Ha!
Thanks a lot - that's more than I expected!
The dependency tree will help a lot - to decide
if that and which work can be done or not.
Your code will help also, but it seems to be a hole
project in C++!? C++ handels data and the
routines that access it very nice, but to speed it
up is difficult, because the compiler adds so many
assembler sections and stuff to keep the C++
possibilities open at every point. However...
If you want to check how many clocks a SINGLE CPU
did on your routines you can use the following Inline-ASM
makro for Intel 32/64 bits that runs ONLY on GCC and all
childs - GFortran, G++. Measuring time is not the best thing
here.
1. you need a 64-Bit-Integer-type (easy on X86_64, but IA32...)
These are for C or C++, but on Fortran you have to use
Fortran-types:
- Code: Select all
#ifdef __x86_64__
typedef unsigned long int tsc_t;
#else
typedef unsigned long long int tsc_t;
#endif
2. Here is the Clock-Counter-Makro brought to you by IBM.

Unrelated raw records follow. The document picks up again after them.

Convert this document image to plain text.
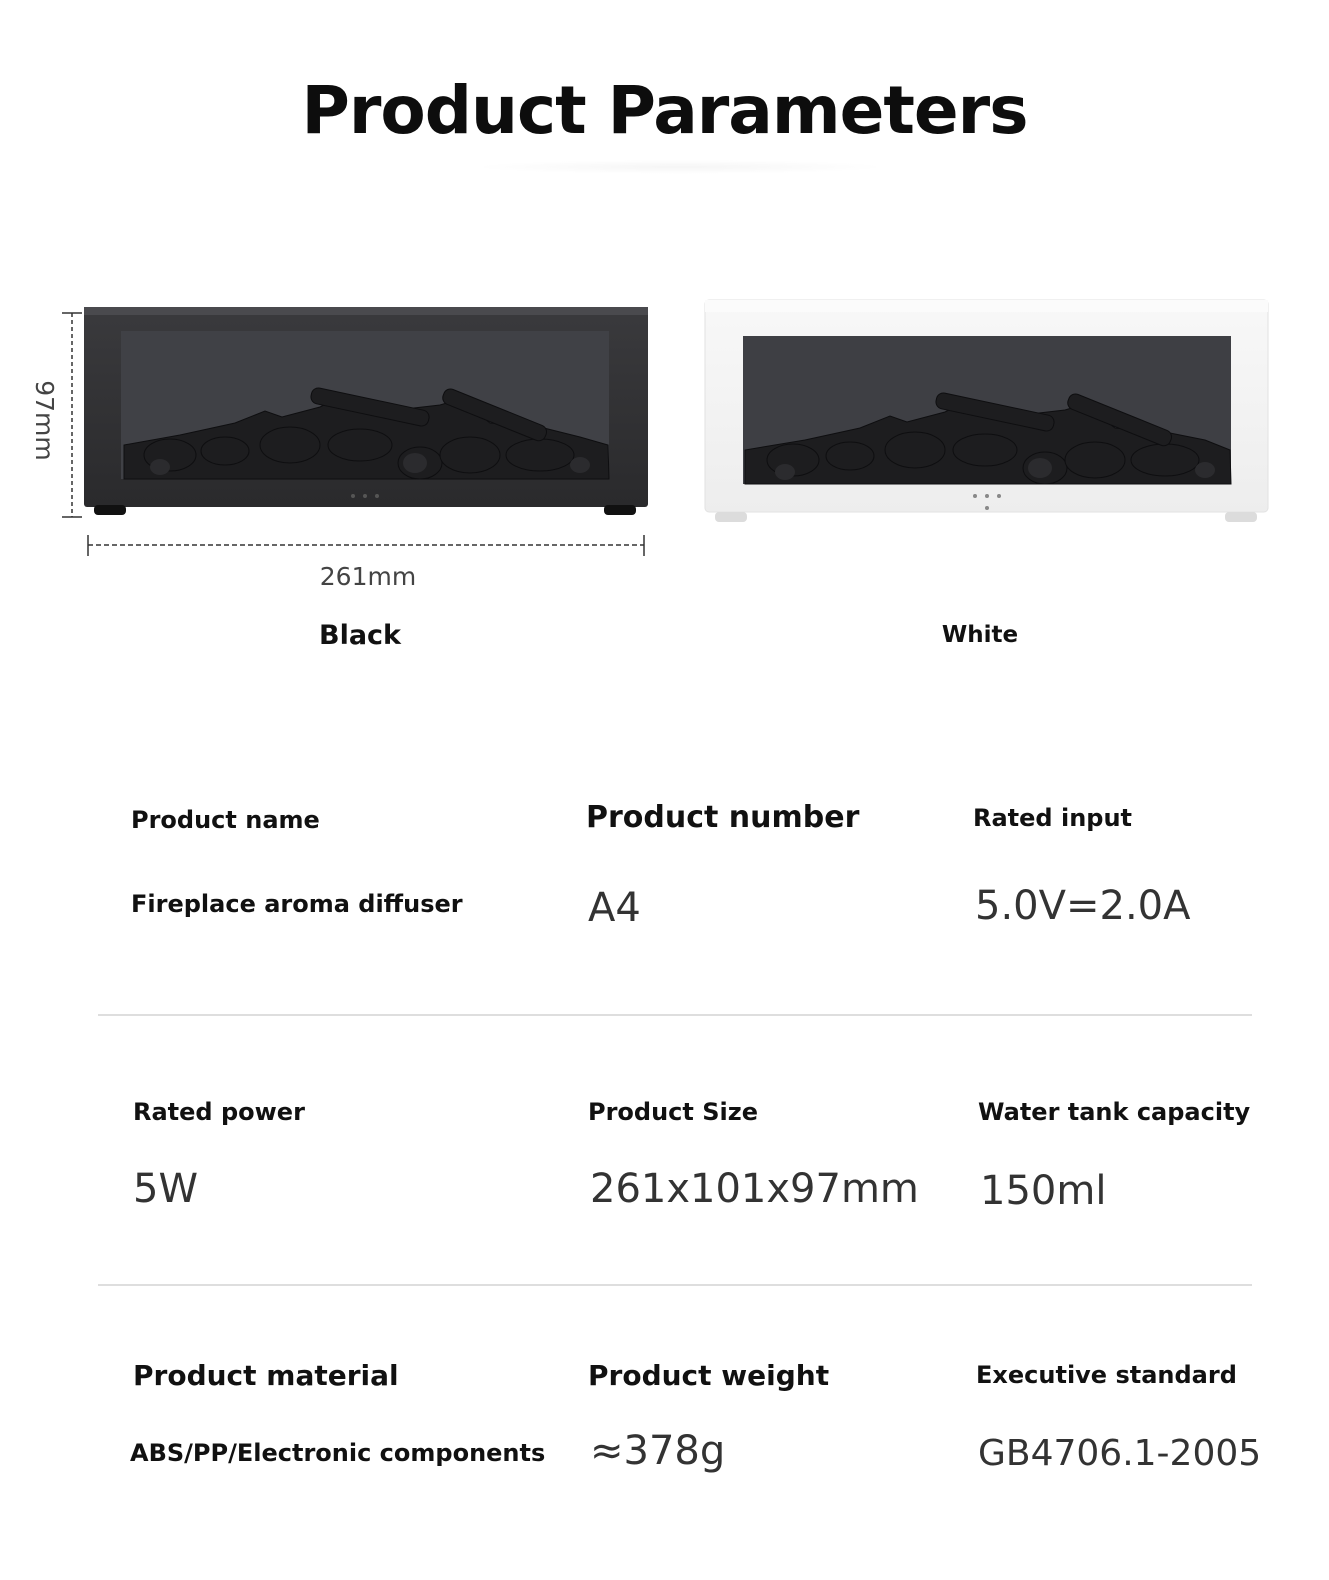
Product Parameters
97mm
261mm
Black	White
Product name	Product number	Rated input
Fireplace aroma diffuser	A4	5.0V=2.0A
Rated power	Product Size	Water tank capacity
5W	261x101x97mm 150ml
Product material	Product weight	Executive standard
ABS/PP/Electronic components ≈378g	GB4706.1-2005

It does not depend on C-, C++- or Fortran-language, but
on the GCC compiler suite - the languages are anyway all
the same on that level...
- Code: Select all
#define rdtscll(val) __asm__ __volatile__ ("rdtsc" : "=A" (val))
That's it:
3. Now, create 2 vars to bracket routine-calls in your code
- Code: Select all
tsc_t start, stop;
4. Now include it before and after the call:
- Code: Select all
rdtscll(start);
"your C or C++-Code"
rdtscll(stop);
cout << stop - start << " Calls" << endl;
This will give you the actual number of CPU-clocks,
but it differs - the min number should be the real count.
You can give the proc a high priority to minimize the
influence of other threads.
Thanks a lot! Looking at the code will take time...
M.
Greetings from germany.
P.S.
If you already know - sorry for wasting time.